Aristotle Biography

 

Aristotle was born in 384 B.C. in Stagira, a small town in Thrace. His father, Nicomachus, was a famous doctor who served as personal physician to King Amyntas II of Macedonia and had many connections at the royal court. It appears likely that Nicomachus played an important part in Aristotle's early intellectual development, encouraging his interest in biology and other natural sciences, and perhaps also training him in medicine.

After the deaths of both his parents, Aristotle went to Athens at the age of 17 to study at Plato's Academy. He remained there for nearly 20 years, toward the end supporting himself as a teacher of rhetoric. There were many popular stories in ancient times about personal conflicts between Plato and Aristotle during this period, but they have no factual basis and seem to have been prompted by Aristotle's later opposition to many of Plato's doctrines. Aristotle was very much under Plato's influence while studying at the Academy and his earliest written works were dialogues patterned after those of Plato and expressing conventional Platonic philosophical ideas. Even many years after Plato's death, when he was fully established in his own right as the head of a philosophical school, Aristotle continued to remember his teacher with the warmest affection and respect, as is shown by his comments in the first book of the Nicomachean Ethics.

Nicknamed "the mind" and "the reader" by Plato, Aristotle rapidly became one of the most outstanding students at the Academy. When Plato died in 348 B.C., his nephew Speusippus was appointed head of the school. Having no personal loyalty to Speusippus and disagreeing with his tendency "to turn philosophy into mathematics," Aristotle decided to leave Athens. Some scholars have suggested that he resented not having gotten the post which Speusippus inherited.

Accompanied by a few other students, Aristotle went to Atarneus, a small city on the western coast of Asia Minor, which was governed by Hermias, a former student at the Academy with whom he was friendly. Aristotle married Hermias' niece and established his own school at Assos, near the site of ancient Troy, on land Hermias gave him.

A few years later, Hermias was overthrown and murdered by a pro-Persian faction. It was no longer safe for Aristotle to remain at Assos, so he took his family to Mytilene on the island of Lesbos, the home of Theophrastus, another friend from his Academy days. Aristotle spent the next three years there, collecting data for his studies in biology. It is widely believed that he used this interlude for rethinking his whole philosophical position and had completely broken with Plato's system by the time he left Lesbos.

In 343 B.C., King Philip of Macedonia invited Aristotle to act as tutor to his 13 year old son Alexander. Still under Plato's influence to the extent that he thought it important to teach philosophy to princes, Aristotle immediately accepted the offer and moved with his family to Pella, the Macedonian capital. He lived there for almost eight years, but served as tutor for less than four because Alexander was soon called on to act as regent for his father and could spare little time for academic studies. The philosopher and his pupil are said to have become good friends, but in view of Alexander's later career and ideas, it is thought that Aristotle's teaching made no lasting impression on him.

Philip was assassinated in 335 B.C. and Alexander became King. After a quick pacification of the Greek states, he set out on his famous campaign against the Persian Empire. Several of Aristotle's students accompanied the victorious army to do research in the strange new lands of the east, and with Alexander's cooperation sent back at regular intervals written reports on their findings, as well as samples of plants, animals, minerals and anything else of interest.
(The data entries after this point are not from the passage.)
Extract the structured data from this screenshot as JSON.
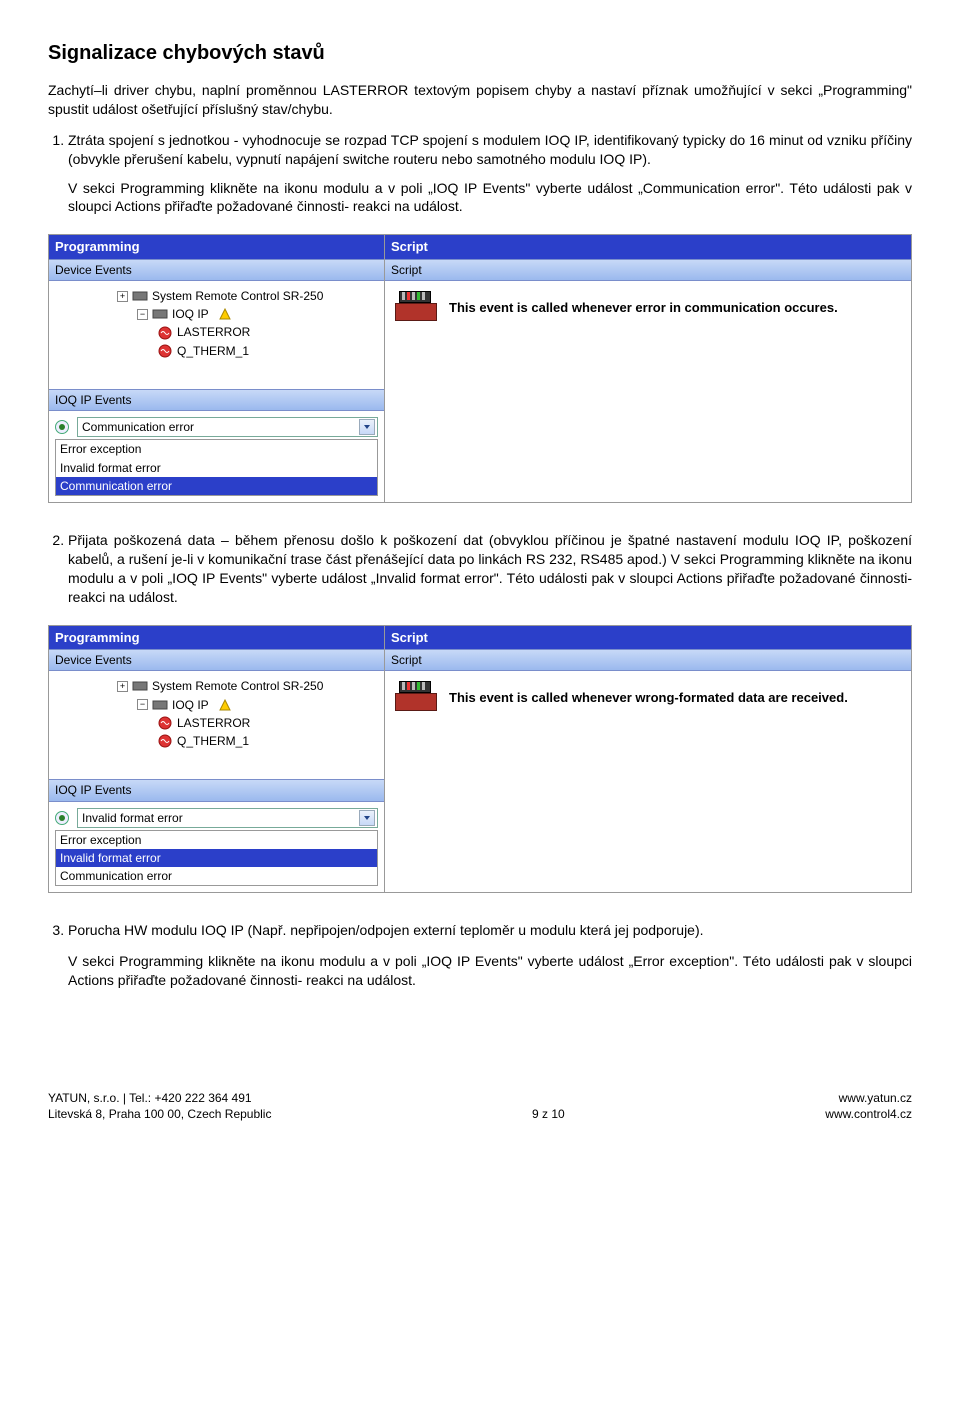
{
  "heading": "Signalizace chybových stavů",
  "intro": "Zachytí–li driver chybu, naplní proměnnou LASTERROR textovým popisem chyby a nastaví příznak umožňující v sekci „Programming\" spustit událost ošetřující příslušný stav/chybu.",
  "item1": {
    "p1": "Ztráta spojení s jednotkou - vyhodnocuje se rozpad TCP spojení s modulem IOQ IP, identifikovaný typicky do 16 minut od vzniku příčiny (obvykle přerušení kabelu, vypnutí napájení switche routeru nebo samotného modulu IOQ IP).",
    "p2": "V sekci Programming klikněte na ikonu modulu a v poli „IOQ IP Events\" vyberte událost „Communication error\". Této události pak v sloupci Actions přiřaďte požadované činnosti- reakci na událost."
  },
  "item2": "Přijata poškozená data – během přenosu došlo k poškození dat (obvyklou příčinou je špatné nastavení modulu IOQ IP, poškození kabelů, a rušení je-li v komunikační trase část přenášející data po linkách RS 232, RS485 apod.) V sekci Programming klikněte na ikonu modulu a v poli „IOQ IP Events\" vyberte událost „Invalid format error\". Této události pak v sloupci Actions přiřaďte požadované činnosti- reakci na událost.",
  "item3": {
    "p1": "Porucha HW modulu IOQ IP (Např. nepřipojen/odpojen externí teploměr u modulu která jej podporuje).",
    "p2": "V sekci Programming klikněte na ikonu modulu a v poli „IOQ IP Events\" vyberte událost „Error exception\". Této události pak v sloupci Actions přiřaďte požadované činnosti- reakci na událost."
  },
  "panels": {
    "programming": "Programming",
    "script": "Script",
    "device_events": "Device Events",
    "script_sub": "Script",
    "ioq_events": "IOQ IP Events",
    "tree": {
      "sr250": "System Remote Control SR-250",
      "ioqip": "IOQ IP",
      "lasterror": "LASTERROR",
      "qtherm": "Q_THERM_1"
    }
  },
  "shot1": {
    "selected": "Communication error",
    "options": [
      "Error exception",
      "Invalid format error",
      "Communication error"
    ],
    "sel_index": 2,
    "script_msg": "This event is called whenever error in communication occures."
  },
  "shot2": {
    "selected": "Invalid format error",
    "options": [
      "Error exception",
      "Invalid format error",
      "Communication error"
    ],
    "sel_index": 1,
    "script_msg": "This event is called whenever wrong-formated data are received."
  },
  "footer": {
    "left1": "YATUN, s.r.o. | Tel.: +420 222 364 491",
    "left2": "Litevská 8, Praha 100 00, Czech Republic",
    "mid": "9 z 10",
    "right1": "www.yatun.cz",
    "right2": "www.control4.cz"
  }
}
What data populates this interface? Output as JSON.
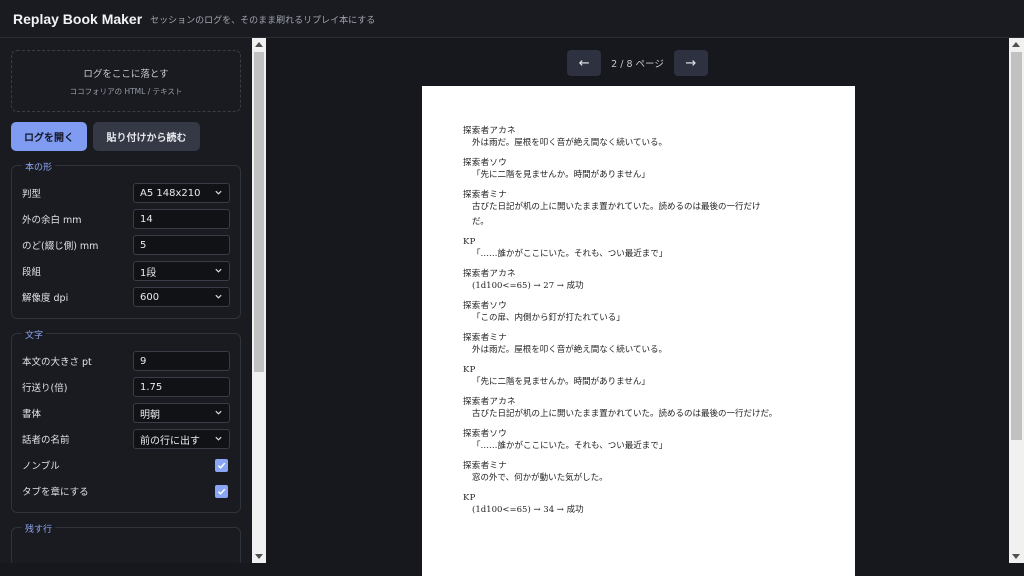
{
  "app": {
    "title": "Replay Book Maker",
    "subtitle": "セッションのログを、そのまま刷れるリプレイ本にする"
  },
  "dropzone": {
    "title": "ログをここに落とす",
    "hint": "ココフォリアの HTML / テキスト"
  },
  "actions": {
    "open_label": "ログを開く",
    "paste_label": "貼り付けから読む"
  },
  "book_shape": {
    "legend": "本の形",
    "format_label": "判型",
    "format_value": "A5 148x210",
    "outer_margin_label": "外の余白 mm",
    "outer_margin_value": "14",
    "gutter_label": "のど(綴じ側) mm",
    "gutter_value": "5",
    "columns_label": "段組",
    "columns_value": "1段",
    "dpi_label": "解像度 dpi",
    "dpi_value": "600"
  },
  "text_settings": {
    "legend": "文字",
    "size_label": "本文の大きさ pt",
    "size_value": "9",
    "leading_label": "行送り(倍)",
    "leading_value": "1.75",
    "font_label": "書体",
    "font_value": "明朝",
    "speaker_label": "話者の名前",
    "speaker_value": "前の行に出す",
    "nombre_label": "ノンブル",
    "nombre_checked": true,
    "tabs_label": "タブを章にする",
    "tabs_checked": true
  },
  "keep_lines": {
    "legend": "残す行"
  },
  "pager": {
    "prev_icon": "←",
    "next_icon": "→",
    "text": "2 / 8 ページ"
  },
  "page_entries": [
    {
      "speaker": "探索者アカネ",
      "lines": [
        "外は雨だ。屋根を叩く音が絶え間なく続いている。"
      ]
    },
    {
      "speaker": "探索者ソウ",
      "lines": [
        "「先に二階を見ませんか。時間がありません」"
      ]
    },
    {
      "speaker": "探索者ミナ",
      "lines": [
        "古びた日記が机の上に開いたまま置かれていた。読めるのは最後の一行だけ",
        "だ。"
      ]
    },
    {
      "speaker": "KP",
      "lines": [
        "「……誰かがここにいた。それも、つい最近まで」"
      ]
    },
    {
      "speaker": "探索者アカネ",
      "lines": [
        "(1d100<=65) → 27 → 成功"
      ]
    },
    {
      "speaker": "探索者ソウ",
      "lines": [
        "「この扉、内側から釘が打たれている」"
      ]
    },
    {
      "speaker": "探索者ミナ",
      "lines": [
        "外は雨だ。屋根を叩く音が絶え間なく続いている。"
      ]
    },
    {
      "speaker": "KP",
      "lines": [
        "「先に二階を見ませんか。時間がありません」"
      ]
    },
    {
      "speaker": "探索者アカネ",
      "lines": [
        "古びた日記が机の上に開いたまま置かれていた。読めるのは最後の一行だけだ。"
      ]
    },
    {
      "speaker": "探索者ソウ",
      "lines": [
        "「……誰かがここにいた。それも、つい最近まで」"
      ]
    },
    {
      "speaker": "探索者ミナ",
      "lines": [
        "窓の外で、何かが動いた気がした。"
      ]
    },
    {
      "speaker": "KP",
      "lines": [
        "(1d100<=65) → 34 → 成功"
      ]
    }
  ],
  "colors": {
    "accent": "#7f9cf2",
    "background": "#17181d",
    "panel": "#1a1b21"
  }
}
Meanwhile, Aristotle returned to Athens, where he founded his own philosophical school at the Lyceum, a public garden and gymnasium dedicated to Apollo, which soon became known as the "peripatetic" school because of the peripatos or covered walk where he strolled each morning with his students while lecturing on various subjects.

Aristotle remained in Athens for 12 years, during which he did his most important writing and teaching. In all disciplines he emphasized empirical research and the accumulation of data before drawing conclusions, and the Lyceum was noted, among other things, for its library and zoo, both of which were valuable adjuncts to this aspect of his teaching. The Lyceum soon came to rival the Academy, and continued in existence as a school for nearly 800 years.

When Alexander died in Persia in 323 B.C., a wave of anti-Macedonian feeling swept through Athens and the rest of Greece. As Alexander's tutor and friend, Aristotle was one of its first victims. He was charged with impiety and brought to trial, more for political than religious reasons. To prevent the Athenians "from sinning a second time against philosophy," as he explained with an allusion to the fate of Socrates, Aristotle took his family north to Chalcis, his mother's birthplace, where he owned an estate. He died there soon afterwards in November, 322, at the age of 62. His old friend Theophrastus succeeded him as head of the Lyceum and continued his work in Athens, while his son Nicomachus along with some other students devoted themselves to compiling and editing his lectures.